WHAT IS INFORMATION WARFARE?
MARTIN LIBICKI
Preface
Preface
In recent years, a concept known as "information warfare" has
become popular within certain circles of the U.S. defense
establishment. The concept is rooted in the undisputable fact that
information and information technologies are increasingly important
to national security in general and to warfare specifically.
According to this concept, advanced conflict will increasingly be
characterized by the struggle over information systems. All forms
of struggle over control and dominance of information are
considered essentially one struggle, and the techniques of
information warfare are seen as aspects of a single discipline.
Those who master the techniques of information warfare will
therefore find themselves at an advantage over those who have not;
indeed, information warfare will, in and of itself, relegate other,
more traditional and conventional forms of warfare to the
sidelines. If it takes information warfare seriously enough, the
United States, as the world's preeminent information society, could
increase its lead over any opponent. If it fails to do so,
proponents argue, it may be at considerable disadvantage,
regardless of strengths in other military dimensions.
This essay examines that line of thinking and indicates
several fundamental flaws while arguing the following points:
- Information warfare, as a separate technique of waging war,
does not exist.

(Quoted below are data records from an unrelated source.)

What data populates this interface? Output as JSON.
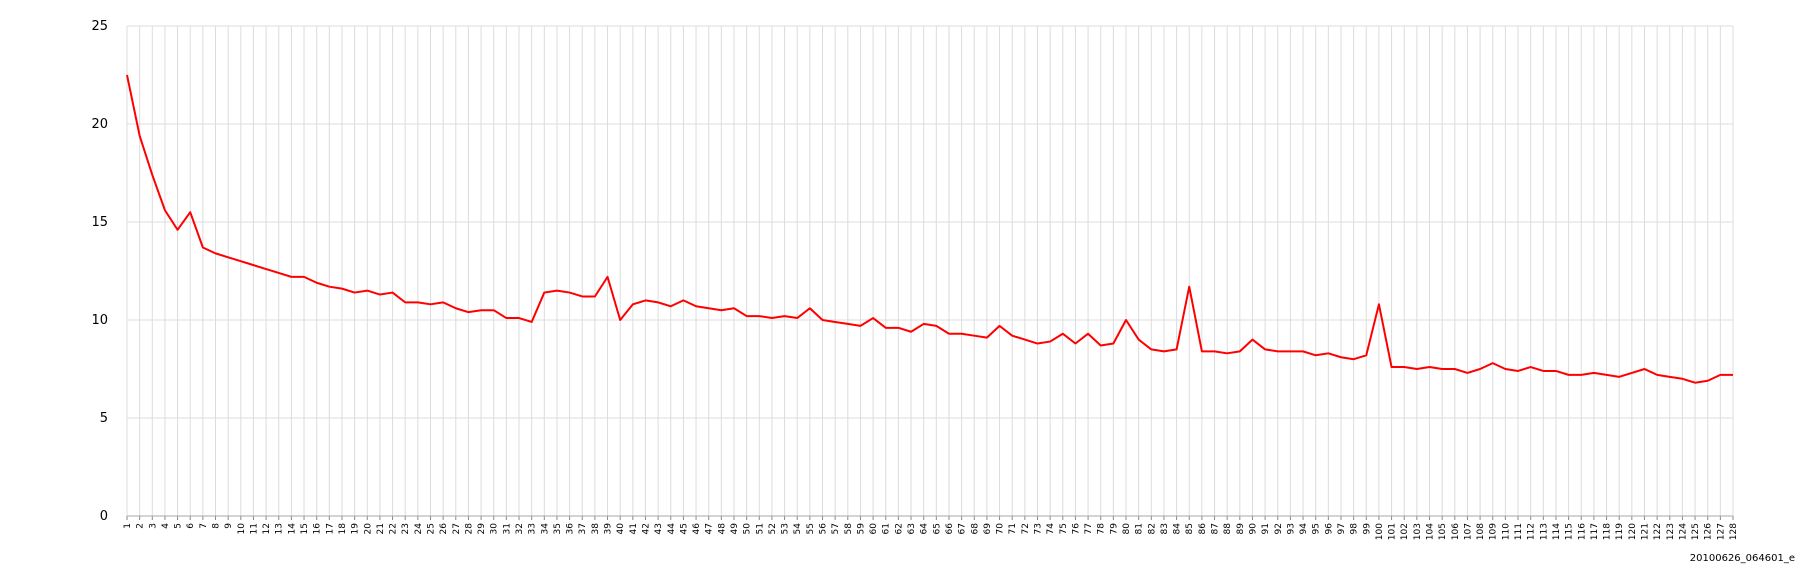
{
  "chart_data": {
    "type": "line",
    "categories": [
      "1",
      "2",
      "3",
      "4",
      "5",
      "6",
      "7",
      "8",
      "9",
      "10",
      "11",
      "12",
      "13",
      "14",
      "15",
      "16",
      "17",
      "18",
      "19",
      "20",
      "21",
      "22",
      "23",
      "24",
      "25",
      "26",
      "27",
      "28",
      "29",
      "30",
      "31",
      "32",
      "33",
      "34",
      "35",
      "36",
      "37",
      "38",
      "39",
      "40",
      "41",
      "42",
      "43",
      "44",
      "45",
      "46",
      "47",
      "48",
      "49",
      "50",
      "51",
      "52",
      "53",
      "54",
      "55",
      "56",
      "57",
      "58",
      "59",
      "60",
      "61",
      "62",
      "63",
      "64",
      "65",
      "66",
      "67",
      "68",
      "69",
      "70",
      "71",
      "72",
      "73",
      "74",
      "75",
      "76",
      "77",
      "78",
      "79",
      "80",
      "81",
      "82",
      "83",
      "84",
      "85",
      "86",
      "87",
      "88",
      "89",
      "90",
      "91",
      "92",
      "93",
      "94",
      "95",
      "96",
      "97",
      "98",
      "99",
      "100",
      "101",
      "102",
      "103",
      "104",
      "105",
      "106",
      "107",
      "108",
      "109",
      "110",
      "111",
      "112",
      "113",
      "114",
      "115",
      "116",
      "117",
      "118",
      "119",
      "120",
      "121",
      "122",
      "123",
      "124",
      "125",
      "126",
      "127",
      "128"
    ],
    "values": [
      22.5,
      19.4,
      17.4,
      15.6,
      14.6,
      15.5,
      13.7,
      13.4,
      13.2,
      13.0,
      12.8,
      12.6,
      12.4,
      12.2,
      12.2,
      11.9,
      11.7,
      11.6,
      11.4,
      11.5,
      11.3,
      11.4,
      10.9,
      10.9,
      10.8,
      10.9,
      10.6,
      10.4,
      10.5,
      10.5,
      10.1,
      10.1,
      9.9,
      11.4,
      11.5,
      11.4,
      11.2,
      11.2,
      12.2,
      10.0,
      10.8,
      11.0,
      10.9,
      10.7,
      11.0,
      10.7,
      10.6,
      10.5,
      10.6,
      10.2,
      10.2,
      10.1,
      10.2,
      10.1,
      10.6,
      10.0,
      9.9,
      9.8,
      9.7,
      10.1,
      9.6,
      9.6,
      9.4,
      9.8,
      9.7,
      9.3,
      9.3,
      9.2,
      9.1,
      9.7,
      9.2,
      9.0,
      8.8,
      8.9,
      9.3,
      8.8,
      9.3,
      8.7,
      8.8,
      10.0,
      9.0,
      8.5,
      8.4,
      8.5,
      11.7,
      8.4,
      8.4,
      8.3,
      8.4,
      9.0,
      8.5,
      8.4,
      8.4,
      8.4,
      8.2,
      8.3,
      8.1,
      8.0,
      8.2,
      10.8,
      7.6,
      7.6,
      7.5,
      7.6,
      7.5,
      7.5,
      7.3,
      7.5,
      7.8,
      7.5,
      7.4,
      7.6,
      7.4,
      7.4,
      7.2,
      7.2,
      7.3,
      7.2,
      7.1,
      7.3,
      7.5,
      7.2,
      7.1,
      7.0,
      6.8,
      6.9,
      7.2,
      7.2
    ],
    "color": "#ff0000",
    "ylim": [
      0,
      25
    ],
    "yticks": [
      0,
      5,
      10,
      15,
      20,
      25
    ],
    "grid": true,
    "footer": "20100626_064601_e"
  }
}
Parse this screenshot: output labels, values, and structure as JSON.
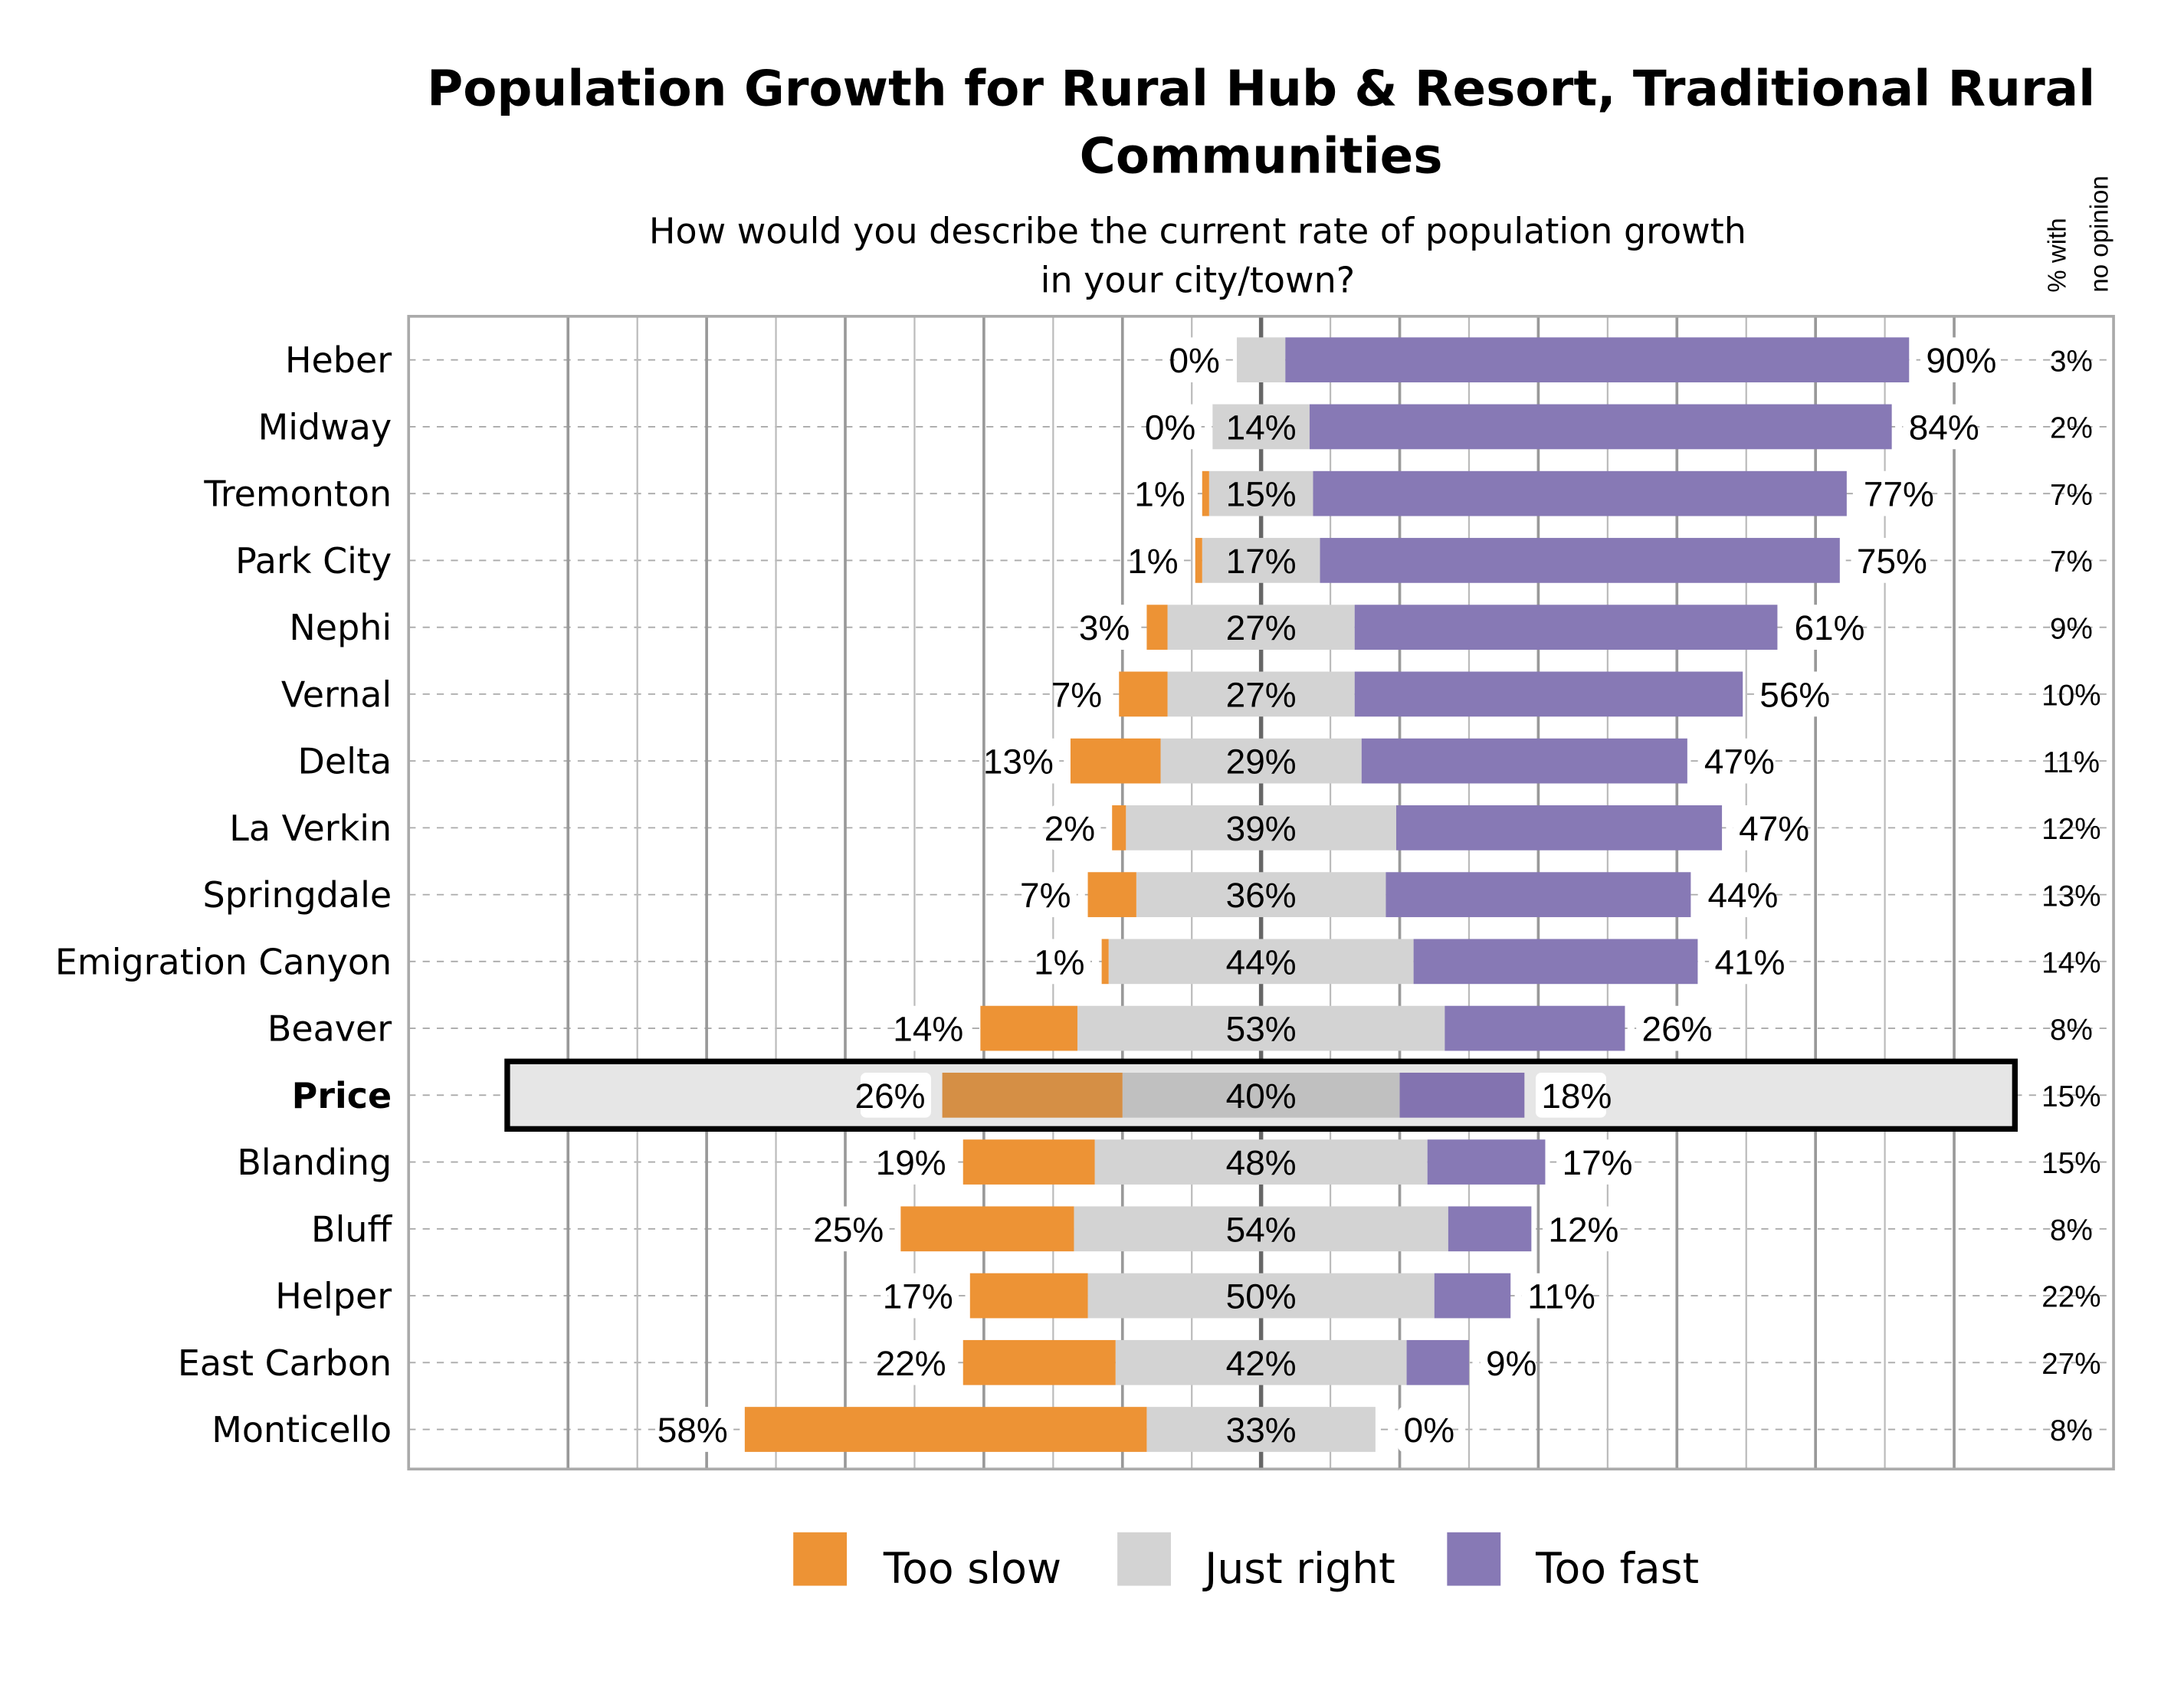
{
  "chart_data": {
    "type": "bar",
    "orientation": "horizontal-diverging-stacked",
    "title": "Population Growth for Rural Hub & Resort, Traditional Rural Communities",
    "subtitle": "How would you describe the current rate of population growth in your city/town?",
    "side_column_header": "% with no opinion",
    "categories": [
      "Heber",
      "Midway",
      "Tremonton",
      "Park City",
      "Nephi",
      "Vernal",
      "Delta",
      "La Verkin",
      "Springdale",
      "Emigration Canyon",
      "Beaver",
      "Price",
      "Blanding",
      "Bluff",
      "Helper",
      "East Carbon",
      "Monticello"
    ],
    "highlighted_category": "Price",
    "series": [
      {
        "name": "Too slow",
        "color": "#ed9335",
        "values": [
          0,
          0,
          1,
          1,
          3,
          7,
          13,
          2,
          7,
          1,
          14,
          26,
          19,
          25,
          17,
          22,
          58
        ]
      },
      {
        "name": "Just right",
        "color": "#d3d3d3",
        "values": [
          7,
          14,
          15,
          17,
          27,
          27,
          29,
          39,
          36,
          44,
          53,
          40,
          48,
          54,
          50,
          42,
          33
        ],
        "labeled": [
          false,
          true,
          true,
          true,
          true,
          true,
          true,
          true,
          true,
          true,
          true,
          true,
          true,
          true,
          true,
          true,
          true
        ]
      },
      {
        "name": "Too fast",
        "color": "#8779b5",
        "values": [
          90,
          84,
          77,
          75,
          61,
          56,
          47,
          47,
          44,
          41,
          26,
          18,
          17,
          12,
          11,
          9,
          0
        ]
      }
    ],
    "no_opinion": [
      3,
      2,
      7,
      7,
      9,
      10,
      11,
      12,
      13,
      14,
      8,
      15,
      15,
      8,
      22,
      27,
      8
    ],
    "highlight_colors": {
      "Too slow": "#d58f45",
      "Just right": "#c0c0c0",
      "Too fast": "#8373b0"
    },
    "xlim": [
      -123,
      123
    ],
    "grid": true,
    "legend_position": "bottom"
  }
}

There are, instead, several distinct forms of
information warfare, each laying claim to the larger concept. Seven
forms of information warfare -- conflicts that involve the
protection, manipulation, degradation, and denial of information --
can be distinguished: (i) command-and-control warfare (which
strikes against the enemy's head and neck), (ii)
intelligence-based warfare (which consists of the design,
protection, and denial of systems that seek sufficient knowledge to
dominate the battlespace), (iii) electronic warfare (radio-
electronic or cryptographic techniques), (iv) psychological
warfare (in which information is used to change the minds of
friends, neutrals, and foes), (v) "hacker" warfare (in which
computer systems are attacked), (vi) economic information
warfare (blocking information or channelling it to pursue economic
dominance), and (vii) cyberwarfare (a grab bag of futuristic
scenarios). All these forms are weakly related. The concept of
information warfare has as much analytic coherence as the concept,
for instance, of an information worker.
- The several forms range in maturity from the historic (that
information technology influences but does not control) to the
fantastic (which involves assumptions about societies and
organizations that are not necessarily true).
- Although information systems are becoming important, it does
not follow that attacks on information systems are therefore more
worthwhile. On the contrary, as monolithic computer,
communications, and media architectures give way to distributed
systems, the returns from many forms of information warfare
diminish.
- Information is not in and of itself a medium of warfare, except
in certain narrow aspects (such as electronic jamming). Information
superiority may make sense, but information supremacy (where one
side can keep the other from entering the battlefield) makes little
more sense than logistics supremacy.